According to Edwards, when it comes to making “tactical and generally capex heavy decisions about IT infrastructure” there is a communication disconnect because the only real contact that hotel owners have is with the local IT managers, while it is the brand’s senior leadership that is responsible for the brand’s reservations system, loyalty programme and overall IT strategy.

“There’s a real stakeholder management issue in the global chains which needs to be addressed,” he said. “Owners are increasingly frustrated with the lack of visibility and clarity when they receive their annual requirement for capital investments into the hotel.”

Who Really Pays?

Nearly all IT functions are paid for and managed by the operator (either directly or as part of the franchise agreement) and reported on the hotel’s P&L. It is hotel owners, however, who directly cover the costs of on-site hardware.

This wasn’t always the case. Up until around 2012, some internet service providers invested in hardware at hotels in return for a share of the revenue made from charging guests for WiFi. Today, of course, it is almost unheard of for hotels to charge guests for WiFi usage.

Vibhu Gaind is chief information officer at RBH Hospitality Management, a UK company with several brands in its portfolio of 45 hotels.  He stressed the importance of clear communication with his owners (who include high net worth individuals, families and private equity funds) when preparing them to invest in IT hardware.

“We always make sure that we communicate early on. You have to storyboard the journey and merit it against what the guest expectations are. We start by going to our owners with a three-year capex plan saying, guys, we expect you to invest X in year one, X in year two etc... It’s the same journey as you would have with any other plant equipment in the hotel. It’s equal to updating your boilers or hot water systems. It has to be treated as a bare, basic essential utility,” he said. 
Edwards, on the other hand, argued that the division of responsibility for IT costs should change. “Everyone seems to think that owners have bottomless pockets just to pay for things,” he said.

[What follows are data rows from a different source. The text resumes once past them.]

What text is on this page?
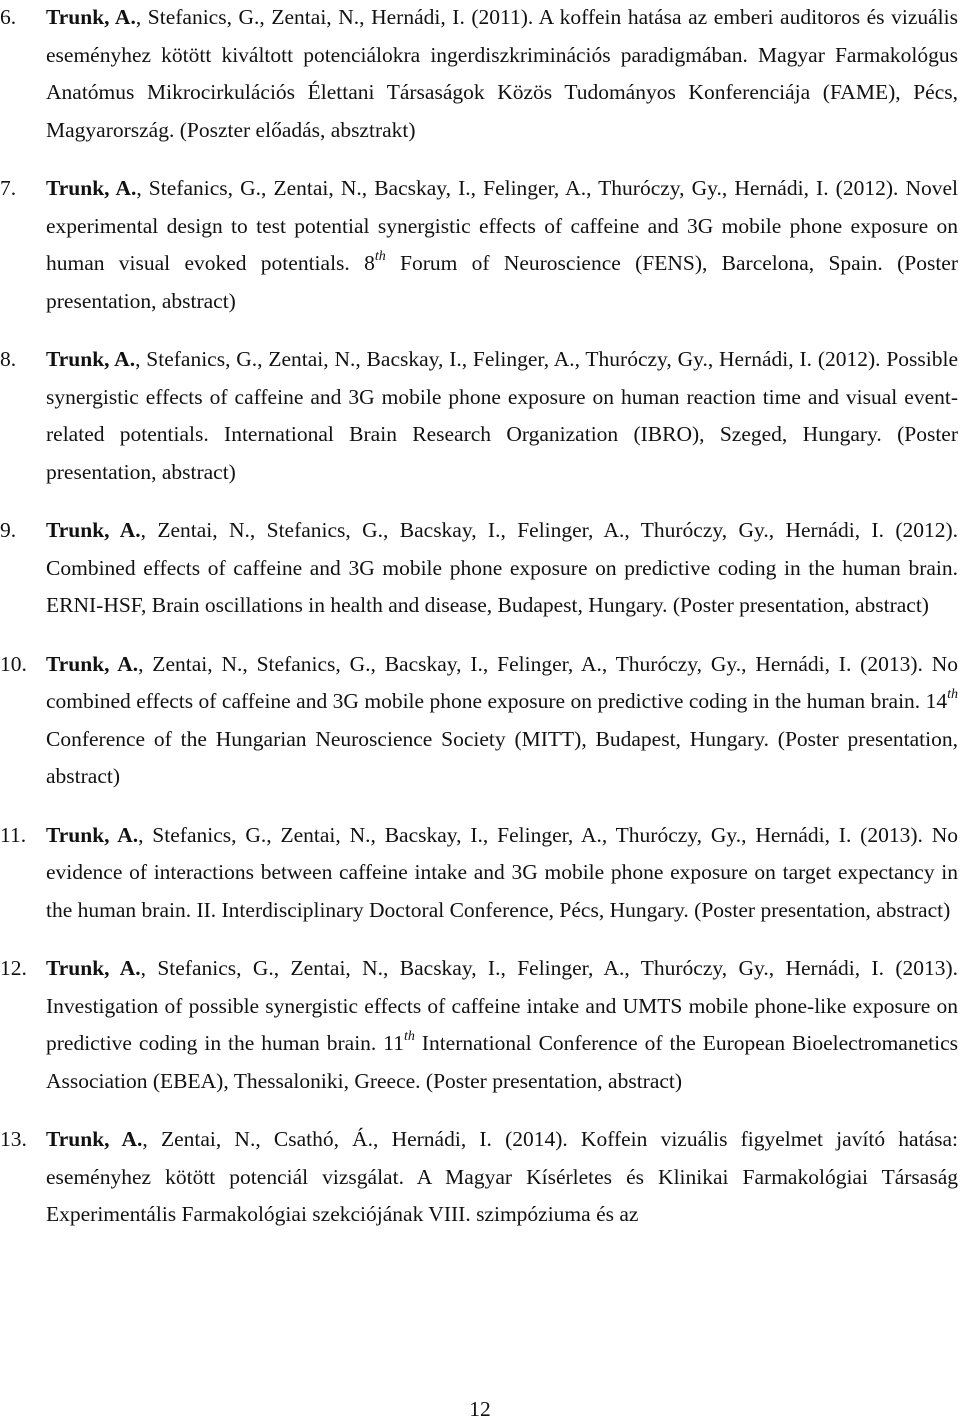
6.	Trunk, A., Stefanics, G., Zentai, N., Hernádi, I. (2011). A koffein hatása az emberi auditoros és vizuális eseményhez kötött kiváltott potenciálokra ingerdiszkriminációs paradigmában. Magyar Farmakológus Anatómus Mikrocirkulációs Élettani Társaságok Közös Tudományos Konferenciája (FAME), Pécs, Magyarország. (Poszter előadás, absztrakt)
7.	Trunk, A., Stefanics, G., Zentai, N., Bacskay, I., Felinger, A., Thuróczy, Gy., Hernádi, I. (2012). Novel experimental design to test potential synergistic effects of caffeine and 3G mobile phone exposure on human visual evoked potentials. 8th Forum of Neuroscience (FENS), Barcelona, Spain. (Poster presentation, abstract)
8.	Trunk, A., Stefanics, G., Zentai, N., Bacskay, I., Felinger, A., Thuróczy, Gy., Hernádi, I. (2012). Possible synergistic effects of caffeine and 3G mobile phone exposure on human reaction time and visual event-related potentials. International Brain Research Organization (IBRO), Szeged, Hungary. (Poster presentation, abstract)
9.	Trunk, A., Zentai, N., Stefanics, G., Bacskay, I., Felinger, A., Thuróczy, Gy., Hernádi, I. (2012). Combined effects of caffeine and 3G mobile phone exposure on predictive coding in the human brain. ERNI-HSF, Brain oscillations in health and disease, Budapest, Hungary. (Poster presentation, abstract)
10. Trunk, A., Zentai, N., Stefanics, G., Bacskay, I., Felinger, A., Thuróczy, Gy., Hernádi, I. (2013). No combined effects of caffeine and 3G mobile phone exposure on predictive coding in the human brain. 14th Conference of the Hungarian Neuroscience Society (MITT), Budapest, Hungary. (Poster presentation, abstract)
11. Trunk, A., Stefanics, G., Zentai, N., Bacskay, I., Felinger, A., Thuróczy, Gy., Hernádi, I. (2013). No evidence of interactions between caffeine intake and 3G mobile phone exposure on target expectancy in the human brain. II. Interdisciplinary Doctoral Conference, Pécs, Hungary. (Poster presentation, abstract)
12. Trunk, A., Stefanics, G., Zentai, N., Bacskay, I., Felinger, A., Thuróczy, Gy., Hernádi, I. (2013). Investigation of possible synergistic effects of caffeine intake and UMTS mobile phone-like exposure on predictive coding in the human brain. 11th International Conference of the European Bioelectromanetics Association (EBEA), Thessaloniki, Greece. (Poster presentation, abstract)
13. Trunk, A., Zentai, N., Csathó, Á., Hernádi, I. (2014). Koffein vizuális figyelmet javító hatása: eseményhez kötött potenciál vizsgálat. A Magyar Kísérletes és Klinikai Farmakológiai Társaság Experimentális Farmakológiai szekciójának VIII. szimpóziuma és az
12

“Maybe what needs to happen is that the operators take a greater degree of management responsibility of IT and actually everything is delivered as a service and the onus is back on the operator to really make the right investment decisions on behalf of the owner. Yes, owners will see an in increase in the monthly management fee, but actually IT costs versus profitability and the incentive of the operators would be refocused,” said Edwards.

So technology costs continue to be a controversial subject for many hotel owners, but rather than just being seen as a cost, the most intelligent deployment of tech should result in operational savings too, argued Gaind.

“We are always in the market, benchmarking our value. While the tech stack is ever growing in the world we are in, we are able to leverage tech to reduce costs as well, and make sure that there is always a ROI for each and every investment plan,” he said.